Si nous ne le faisons pas, le risque est que nous n'aurons pas les fonds nécessaires pour promouvoir certains autres projets, comme le passage à l'énergie solaire, à l'énergie éolienne, à certaines importantes sources d'énergie verte. Encore une fois, certains pourraient faire valoir que les sites des parcs d'éoliennes posent problème et que les barrages hydroélectriques créent d'autres problèmes. Parfois, même ces choses ne sont pas claires.

Ma circonscription compte environ 11 000 personnes. Si une personne m'appelle pour me dire qu'elle veut que je fasse une chose donnée et que la personne suivante m'appelle pour me demander de faire le contraire, en tant que représentant élu, je devrai trancher. Quel côté vais-je promouvoir?

[Français]

Le sénateur Boisvenu : J'aurais une dernière question. Êtes-vous d'accord avec moi, monsieur Fitch — et c'est ma perception des choses —, que l'adhésion au transport du pétrole passe inévitablement par l'adhésion à l'exploitation du pétrole? On ne peut pas, dans le débat actuel, séparer les deux. On ne peut pas. Les gens seront d'accord avec le transport s'ils sont d'accord avec l'exploitation, et je pense qu'à ce niveau-là, aussi, il faut un leadership national. Personne n'est contre l'exploitation des forêts. Personne n'est contre l'exploitation minière, mais lorsqu'on arrive au pétrole, il y a une espèce d'image ou de diabolisation. Je ne sais pas si vous êtes d'accord avec moi, mais il va falloir que le débat porte sur les deux aspects à la fois, et l'exploitation, et le transport. On ne peut pas désincarner l'un et l'autre.

M. Fitch : Oui, c'est une bonne question.

[Traduction]

Cela nous ramène encore une fois à la question plus générale : tirerons-nous parti, pour les Canadiens, des ressources dont dispose le Canada, ou allons-nous plutôt laisser ces ressources dans le sol? Certains feront valoir qu'il vaut mieux ne pas les exploiter. Je ne suis pas de cet avis. Je pense que les ressources finiront par être exploitées un jour, d'une façon ou d'une autre, où que ce soit. Je reconnais que certains avancent qu'il ne faut pas les exploiter, jamais, au grand jamais.

La question du transport est presque secondaire, en ce sens qu'il s'agit de déterminer de quelle façon nous acheminerons ces produits aux marchés et de savoir quel est le mode de transport le plus sûr et le moins coûteux pour le faire. Tant que cela ne constitue pas un obstacle par rapport à la question de pipeline, il est logique d'examiner les deux simultanément. Toutefois, si cela devient un enjeu plus large qui retarde davantage la mise en œuvre du projet de pipeline, les investisseurs pourraient, encore une fois, chercher à investir ailleurs ou simplement considérer que le projet a pris une telle ampleur qu'il n'est plus logique d'y investir, de sorte qu'ils abandonneront le projet.

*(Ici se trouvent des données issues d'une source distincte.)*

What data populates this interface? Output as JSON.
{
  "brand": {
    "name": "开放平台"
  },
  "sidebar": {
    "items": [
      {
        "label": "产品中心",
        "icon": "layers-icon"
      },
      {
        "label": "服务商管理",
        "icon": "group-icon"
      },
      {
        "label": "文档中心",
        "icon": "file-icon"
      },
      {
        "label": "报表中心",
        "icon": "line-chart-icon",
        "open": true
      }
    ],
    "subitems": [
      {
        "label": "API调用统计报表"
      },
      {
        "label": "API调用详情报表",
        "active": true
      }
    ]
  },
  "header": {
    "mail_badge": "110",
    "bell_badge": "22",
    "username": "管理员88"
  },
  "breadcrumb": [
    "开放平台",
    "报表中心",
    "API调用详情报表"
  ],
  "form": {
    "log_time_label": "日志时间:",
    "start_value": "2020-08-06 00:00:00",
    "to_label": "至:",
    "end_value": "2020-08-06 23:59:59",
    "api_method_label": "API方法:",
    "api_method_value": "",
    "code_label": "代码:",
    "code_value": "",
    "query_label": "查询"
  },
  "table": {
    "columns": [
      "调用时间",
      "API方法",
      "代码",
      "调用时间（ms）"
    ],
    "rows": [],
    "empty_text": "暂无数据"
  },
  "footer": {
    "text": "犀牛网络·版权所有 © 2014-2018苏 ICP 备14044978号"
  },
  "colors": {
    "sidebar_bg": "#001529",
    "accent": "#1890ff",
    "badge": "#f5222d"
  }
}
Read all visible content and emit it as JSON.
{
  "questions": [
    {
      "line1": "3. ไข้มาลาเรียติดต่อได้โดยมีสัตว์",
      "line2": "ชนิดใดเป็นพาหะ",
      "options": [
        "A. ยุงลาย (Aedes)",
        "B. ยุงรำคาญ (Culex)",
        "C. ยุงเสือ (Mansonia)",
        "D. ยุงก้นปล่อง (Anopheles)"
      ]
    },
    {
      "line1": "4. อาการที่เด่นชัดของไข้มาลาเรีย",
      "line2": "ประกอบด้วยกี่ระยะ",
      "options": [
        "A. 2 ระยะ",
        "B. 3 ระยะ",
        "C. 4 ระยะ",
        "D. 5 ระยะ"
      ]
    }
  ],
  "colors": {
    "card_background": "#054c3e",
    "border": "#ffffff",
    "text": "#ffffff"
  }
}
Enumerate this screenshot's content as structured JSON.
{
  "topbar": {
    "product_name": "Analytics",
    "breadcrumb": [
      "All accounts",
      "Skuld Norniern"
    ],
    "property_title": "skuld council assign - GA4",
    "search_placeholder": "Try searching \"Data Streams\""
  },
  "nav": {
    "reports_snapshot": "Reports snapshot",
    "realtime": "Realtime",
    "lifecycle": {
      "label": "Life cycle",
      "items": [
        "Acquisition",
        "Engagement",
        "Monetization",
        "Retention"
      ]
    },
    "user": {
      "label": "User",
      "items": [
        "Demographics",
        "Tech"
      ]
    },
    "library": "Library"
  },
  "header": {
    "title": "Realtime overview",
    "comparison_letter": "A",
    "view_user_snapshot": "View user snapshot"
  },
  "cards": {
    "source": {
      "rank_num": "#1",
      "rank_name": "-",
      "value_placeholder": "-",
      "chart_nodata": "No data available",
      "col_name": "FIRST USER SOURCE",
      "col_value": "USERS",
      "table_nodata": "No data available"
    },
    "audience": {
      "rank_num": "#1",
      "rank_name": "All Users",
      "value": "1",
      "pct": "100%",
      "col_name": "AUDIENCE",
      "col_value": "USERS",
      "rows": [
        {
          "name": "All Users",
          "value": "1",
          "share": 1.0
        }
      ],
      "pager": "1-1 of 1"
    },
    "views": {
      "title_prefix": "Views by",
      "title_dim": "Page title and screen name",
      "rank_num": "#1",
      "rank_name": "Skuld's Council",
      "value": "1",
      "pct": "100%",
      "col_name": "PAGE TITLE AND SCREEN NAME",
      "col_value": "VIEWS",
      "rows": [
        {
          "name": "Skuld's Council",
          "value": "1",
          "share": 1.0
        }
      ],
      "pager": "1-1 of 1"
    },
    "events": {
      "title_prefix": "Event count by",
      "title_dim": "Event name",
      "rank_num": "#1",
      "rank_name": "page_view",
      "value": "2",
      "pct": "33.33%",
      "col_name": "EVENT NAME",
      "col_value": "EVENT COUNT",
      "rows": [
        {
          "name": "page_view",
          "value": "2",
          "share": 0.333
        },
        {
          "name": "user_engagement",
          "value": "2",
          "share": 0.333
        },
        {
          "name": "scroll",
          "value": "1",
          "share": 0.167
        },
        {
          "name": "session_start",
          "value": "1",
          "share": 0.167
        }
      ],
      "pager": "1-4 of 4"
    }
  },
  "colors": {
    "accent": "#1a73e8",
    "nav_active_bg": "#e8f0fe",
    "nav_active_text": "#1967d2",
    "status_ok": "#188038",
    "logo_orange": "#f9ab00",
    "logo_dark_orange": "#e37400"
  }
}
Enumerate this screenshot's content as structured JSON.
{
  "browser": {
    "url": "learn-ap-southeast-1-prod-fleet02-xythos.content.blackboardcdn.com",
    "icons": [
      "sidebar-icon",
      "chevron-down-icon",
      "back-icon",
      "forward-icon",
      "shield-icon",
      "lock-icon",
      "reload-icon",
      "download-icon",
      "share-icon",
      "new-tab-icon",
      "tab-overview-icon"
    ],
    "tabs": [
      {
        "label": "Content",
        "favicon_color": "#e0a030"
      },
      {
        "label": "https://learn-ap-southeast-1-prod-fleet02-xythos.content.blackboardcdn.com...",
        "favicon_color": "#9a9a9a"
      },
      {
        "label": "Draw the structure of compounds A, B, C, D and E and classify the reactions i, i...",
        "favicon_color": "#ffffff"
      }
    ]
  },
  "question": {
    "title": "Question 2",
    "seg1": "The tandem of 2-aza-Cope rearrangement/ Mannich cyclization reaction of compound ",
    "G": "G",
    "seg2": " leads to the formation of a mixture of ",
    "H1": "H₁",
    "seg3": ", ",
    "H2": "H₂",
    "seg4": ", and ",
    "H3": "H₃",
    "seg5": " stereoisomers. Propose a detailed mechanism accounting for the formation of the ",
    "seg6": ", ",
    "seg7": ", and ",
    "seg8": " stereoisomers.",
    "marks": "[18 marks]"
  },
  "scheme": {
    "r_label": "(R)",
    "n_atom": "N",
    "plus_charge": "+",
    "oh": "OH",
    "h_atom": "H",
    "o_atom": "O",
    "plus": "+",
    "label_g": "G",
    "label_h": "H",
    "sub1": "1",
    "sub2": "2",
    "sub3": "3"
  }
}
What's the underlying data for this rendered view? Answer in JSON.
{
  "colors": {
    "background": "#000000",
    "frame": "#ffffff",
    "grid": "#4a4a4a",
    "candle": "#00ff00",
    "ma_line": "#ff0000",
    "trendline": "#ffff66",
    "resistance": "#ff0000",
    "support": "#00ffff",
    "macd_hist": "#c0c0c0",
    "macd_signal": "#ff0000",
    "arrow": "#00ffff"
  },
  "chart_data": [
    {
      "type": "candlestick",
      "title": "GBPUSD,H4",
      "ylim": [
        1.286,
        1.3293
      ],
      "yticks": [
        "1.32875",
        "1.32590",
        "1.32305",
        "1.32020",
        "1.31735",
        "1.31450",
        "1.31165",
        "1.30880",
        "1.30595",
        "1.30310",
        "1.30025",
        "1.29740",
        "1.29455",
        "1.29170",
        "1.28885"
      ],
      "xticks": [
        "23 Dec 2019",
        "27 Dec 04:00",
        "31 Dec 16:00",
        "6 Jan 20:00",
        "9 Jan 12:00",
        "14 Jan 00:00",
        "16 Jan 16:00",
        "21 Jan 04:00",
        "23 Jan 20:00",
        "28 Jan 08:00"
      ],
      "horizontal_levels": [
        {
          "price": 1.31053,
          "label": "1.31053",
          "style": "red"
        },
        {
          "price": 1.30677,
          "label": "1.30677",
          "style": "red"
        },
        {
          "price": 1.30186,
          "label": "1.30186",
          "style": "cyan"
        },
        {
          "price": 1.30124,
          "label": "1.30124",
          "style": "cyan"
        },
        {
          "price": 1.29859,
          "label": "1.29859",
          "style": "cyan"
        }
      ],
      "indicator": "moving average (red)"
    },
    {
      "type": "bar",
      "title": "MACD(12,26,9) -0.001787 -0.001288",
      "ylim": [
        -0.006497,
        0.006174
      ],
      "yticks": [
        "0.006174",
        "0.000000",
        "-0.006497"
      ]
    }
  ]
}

Si nous reprenons le débat pour savoir s'il convient d'extraire les hydrocarbures du sol et que cela devient un autre obstacle, je dirais, sous toutes réserves, que la question a probablement déjà été examinée. En Alberta, l'acceptabilité sociale à l'égard de l'extraction des ressources naturelles existe depuis de très nombreuses années.

Le vice-président : Monsieur Fitch, monsieur Lutes, je tiens à vous remercier tous les deux, au nom du comité, de vos exposés et du temps que vous nous avez consacré ce matin. Nous vous en sommes très reconnaissants.

Chers collègues, c'est là-dessus que se termine notre séance de ce matin.